Does a prevailing party in a FEHA case have to show the lawsuit was frivolous, groundless or unreasonable in order to recover its ordinary costs?
California Government Code § 12965(b) says, “In civil actions brought under this section, the court, in its discretion, may award to the prevailing party, including the department, reasonable attorney’s fees and costs, including expert witness fees.”
Meanwhile, California Code of Civil Procedure § 1032 says, concerning prevailing parties, “…the court, in its discretion, may allow costs or not and, if allowed may apportion costs between the parties on the same or adverse sides pursuant to rules adopted under Section 1034.”
There is nothing in California law governing FEHA cases that requires a prevailing party to show the lawsuit was groundless, frivolous or unreasonable in order for the prevailing party to recover its ordinary costs.

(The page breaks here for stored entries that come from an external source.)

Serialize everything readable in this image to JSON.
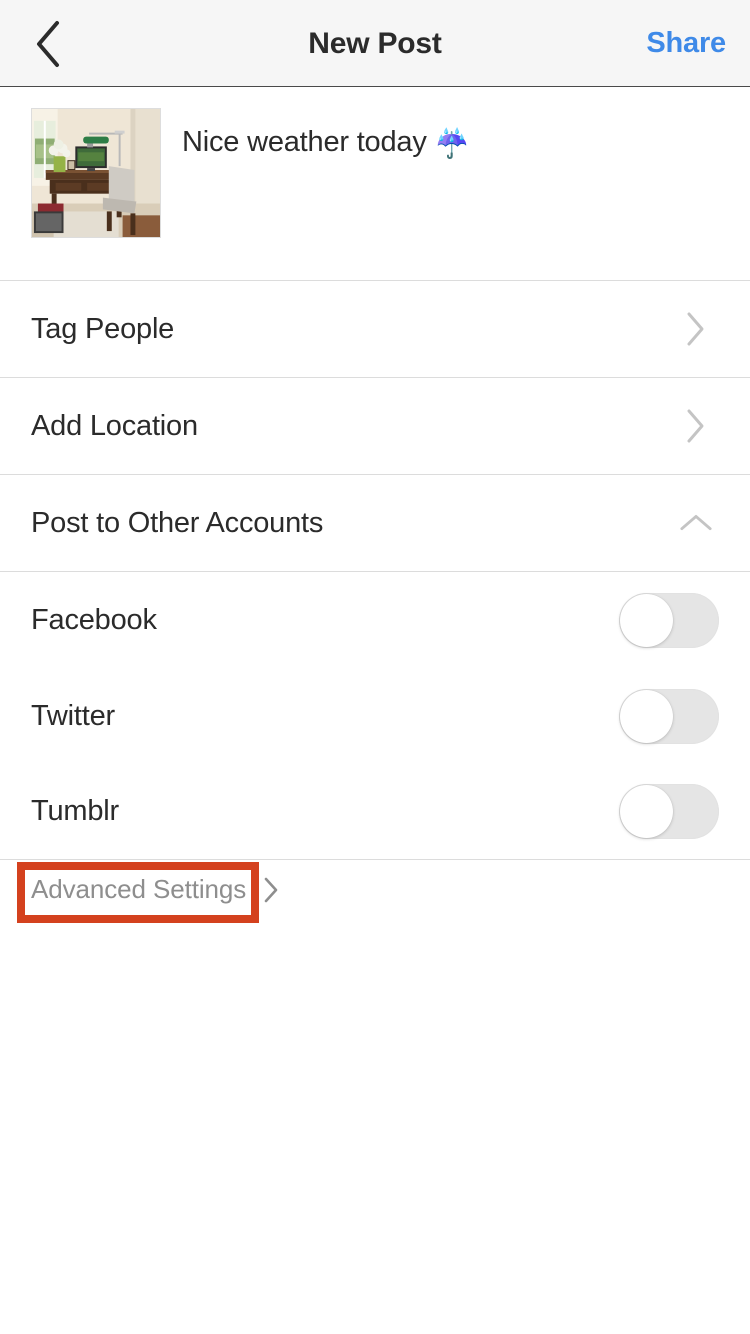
{
  "header": {
    "back_icon": "chevron-left-icon",
    "title": "New Post",
    "share_label": "Share",
    "share_color": "#3f8ae8",
    "background": "#f6f6f6"
  },
  "composer": {
    "thumbnail_alt": "Home office photo: wooden desk with laptop, green banker's lamp, flowers in a green vase and a gray upholstered chair",
    "caption_text": "Nice weather today",
    "caption_emoji": "☔"
  },
  "options": [
    {
      "label": "Tag People",
      "icon": "chevron-right-icon"
    },
    {
      "label": "Add Location",
      "icon": "chevron-right-icon"
    },
    {
      "label": "Post to Other Accounts",
      "icon": "chevron-up-icon"
    }
  ],
  "accounts": [
    {
      "label": "Facebook",
      "state": "off"
    },
    {
      "label": "Twitter",
      "state": "off"
    },
    {
      "label": "Tumblr",
      "state": "off"
    }
  ],
  "advanced": {
    "label": "Advanced Settings",
    "icon": "chevron-right-icon",
    "highlight_color": "#d4411e"
  }
}
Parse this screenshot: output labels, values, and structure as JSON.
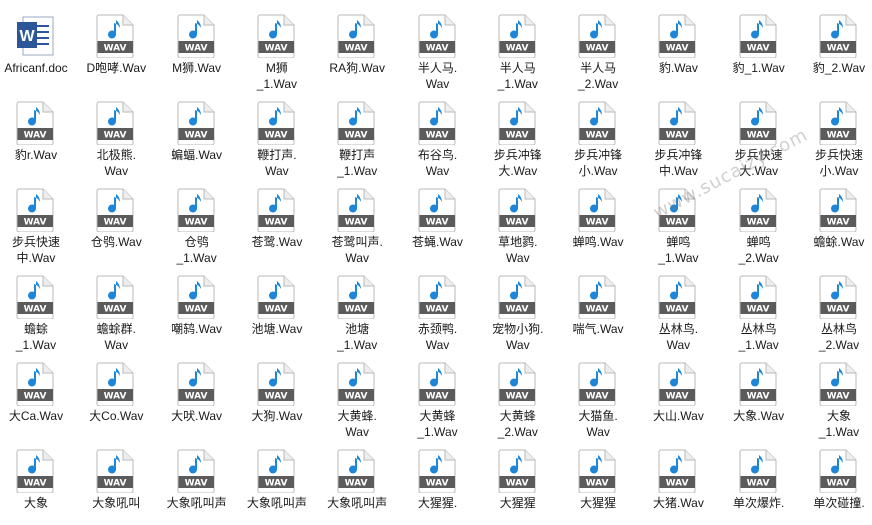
{
  "files": [
    {
      "name": "Africanf.doc",
      "type": "doc"
    },
    {
      "name": "D咆哮.Wav",
      "type": "wav"
    },
    {
      "name": "M狮.Wav",
      "type": "wav"
    },
    {
      "name": "M狮\n_1.Wav",
      "type": "wav"
    },
    {
      "name": "RA狗.Wav",
      "type": "wav"
    },
    {
      "name": "半人马.\nWav",
      "type": "wav"
    },
    {
      "name": "半人马\n_1.Wav",
      "type": "wav"
    },
    {
      "name": "半人马\n_2.Wav",
      "type": "wav"
    },
    {
      "name": "豹.Wav",
      "type": "wav"
    },
    {
      "name": "豹_1.Wav",
      "type": "wav"
    },
    {
      "name": "豹_2.Wav",
      "type": "wav"
    },
    {
      "name": "豹r.Wav",
      "type": "wav"
    },
    {
      "name": "北极熊.\nWav",
      "type": "wav"
    },
    {
      "name": "蝙蝠.Wav",
      "type": "wav"
    },
    {
      "name": "鞭打声.\nWav",
      "type": "wav"
    },
    {
      "name": "鞭打声\n_1.Wav",
      "type": "wav"
    },
    {
      "name": "布谷鸟.\nWav",
      "type": "wav"
    },
    {
      "name": "步兵冲锋\n大.Wav",
      "type": "wav"
    },
    {
      "name": "步兵冲锋\n小.Wav",
      "type": "wav"
    },
    {
      "name": "步兵冲锋\n中.Wav",
      "type": "wav"
    },
    {
      "name": "步兵快速\n大.Wav",
      "type": "wav"
    },
    {
      "name": "步兵快速\n小.Wav",
      "type": "wav"
    },
    {
      "name": "步兵快速\n中.Wav",
      "type": "wav"
    },
    {
      "name": "仓鸮.Wav",
      "type": "wav"
    },
    {
      "name": "仓鸮\n_1.Wav",
      "type": "wav"
    },
    {
      "name": "苍鹭.Wav",
      "type": "wav"
    },
    {
      "name": "苍鹭叫声.\nWav",
      "type": "wav"
    },
    {
      "name": "苍蝇.Wav",
      "type": "wav"
    },
    {
      "name": "草地鹨.\nWav",
      "type": "wav"
    },
    {
      "name": "蝉鸣.Wav",
      "type": "wav"
    },
    {
      "name": "蝉鸣\n_1.Wav",
      "type": "wav"
    },
    {
      "name": "蝉鸣\n_2.Wav",
      "type": "wav"
    },
    {
      "name": "蟾蜍.Wav",
      "type": "wav"
    },
    {
      "name": "蟾蜍\n_1.Wav",
      "type": "wav"
    },
    {
      "name": "蟾蜍群.\nWav",
      "type": "wav"
    },
    {
      "name": "嘲鸫.Wav",
      "type": "wav"
    },
    {
      "name": "池塘.Wav",
      "type": "wav"
    },
    {
      "name": "池塘\n_1.Wav",
      "type": "wav"
    },
    {
      "name": "赤颈鸭.\nWav",
      "type": "wav"
    },
    {
      "name": "宠物小狗.\nWav",
      "type": "wav"
    },
    {
      "name": "喘气.Wav",
      "type": "wav"
    },
    {
      "name": "丛林鸟.\nWav",
      "type": "wav"
    },
    {
      "name": "丛林鸟\n_1.Wav",
      "type": "wav"
    },
    {
      "name": "丛林鸟\n_2.Wav",
      "type": "wav"
    },
    {
      "name": "大Ca.Wav",
      "type": "wav"
    },
    {
      "name": "大Co.Wav",
      "type": "wav"
    },
    {
      "name": "大吠.Wav",
      "type": "wav"
    },
    {
      "name": "大狗.Wav",
      "type": "wav"
    },
    {
      "name": "大黄蜂.\nWav",
      "type": "wav"
    },
    {
      "name": "大黄蜂\n_1.Wav",
      "type": "wav"
    },
    {
      "name": "大黄蜂\n_2.Wav",
      "type": "wav"
    },
    {
      "name": "大猫鱼.\nWav",
      "type": "wav"
    },
    {
      "name": "大山.Wav",
      "type": "wav"
    },
    {
      "name": "大象.Wav",
      "type": "wav"
    },
    {
      "name": "大象\n_1.Wav",
      "type": "wav"
    },
    {
      "name": "大象",
      "type": "wav"
    },
    {
      "name": "大象吼叫",
      "type": "wav"
    },
    {
      "name": "大象吼叫声",
      "type": "wav"
    },
    {
      "name": "大象吼叫声",
      "type": "wav"
    },
    {
      "name": "大象吼叫声",
      "type": "wav"
    },
    {
      "name": "大猩猩.",
      "type": "wav"
    },
    {
      "name": "大猩猩",
      "type": "wav"
    },
    {
      "name": "大猩猩",
      "type": "wav"
    },
    {
      "name": "大猪.Wav",
      "type": "wav"
    },
    {
      "name": "单次爆炸.",
      "type": "wav"
    },
    {
      "name": "单次碰撞.",
      "type": "wav"
    }
  ],
  "icons": {
    "wav_label": "WAV",
    "doc_label": "W"
  },
  "colors": {
    "wav_note": "#1e86d8",
    "doc_blue": "#2b579a"
  },
  "watermark": "www.sucaizy.com"
}
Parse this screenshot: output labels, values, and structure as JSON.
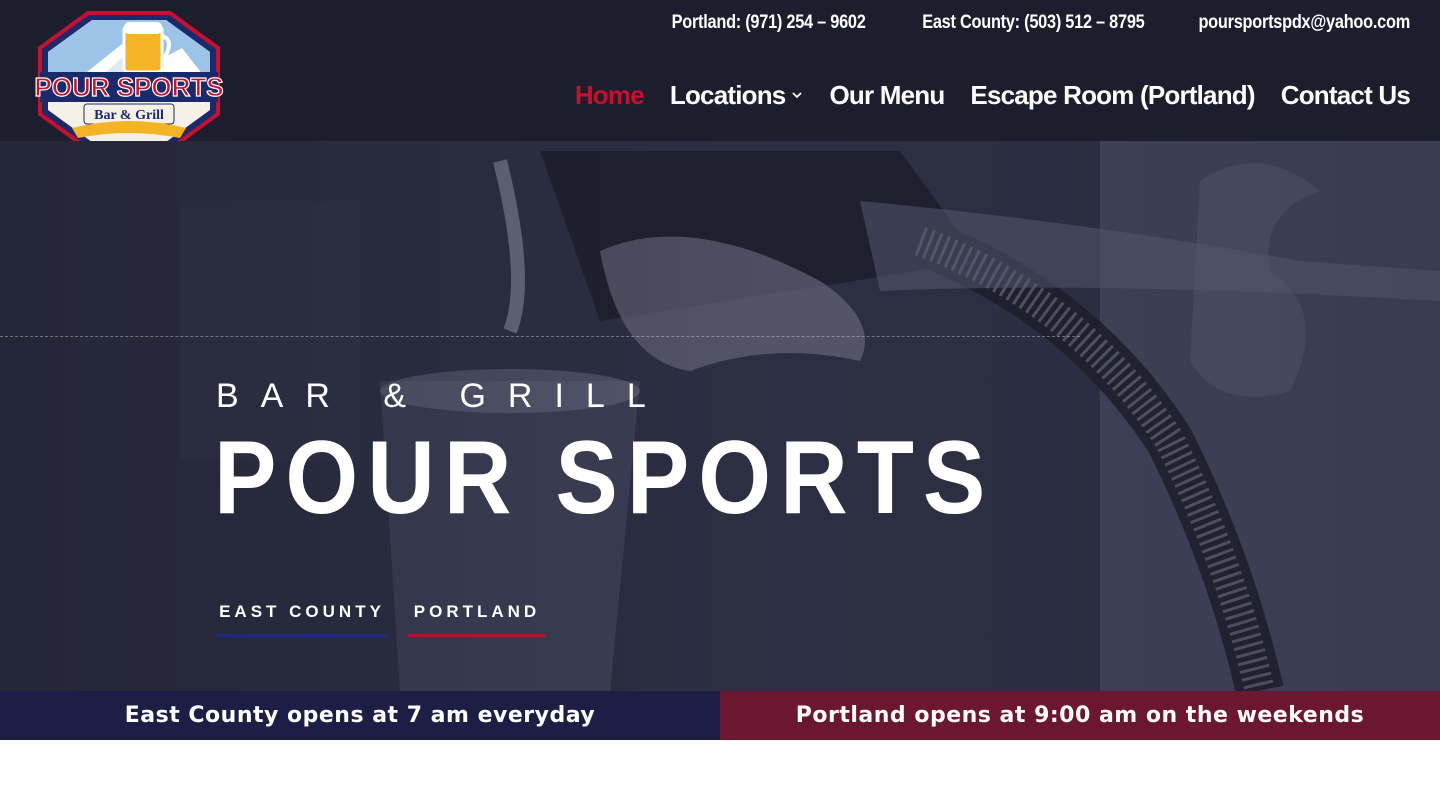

In this case, defendant prevailed on a motion for summary judgment and sought costs. Plaintiff argued he should not be required to pay costs since his lawsuit was not frivolous. The court found that ordinary costs under CCP § 1032 are recoverable by the prevailing party as a matter of right and that Gov’t Code § 12965 does not state an exception to that rule.
Williams v. Chino Valley Independent Fire Dist., 218 Cal. App. 4th 73 (2013).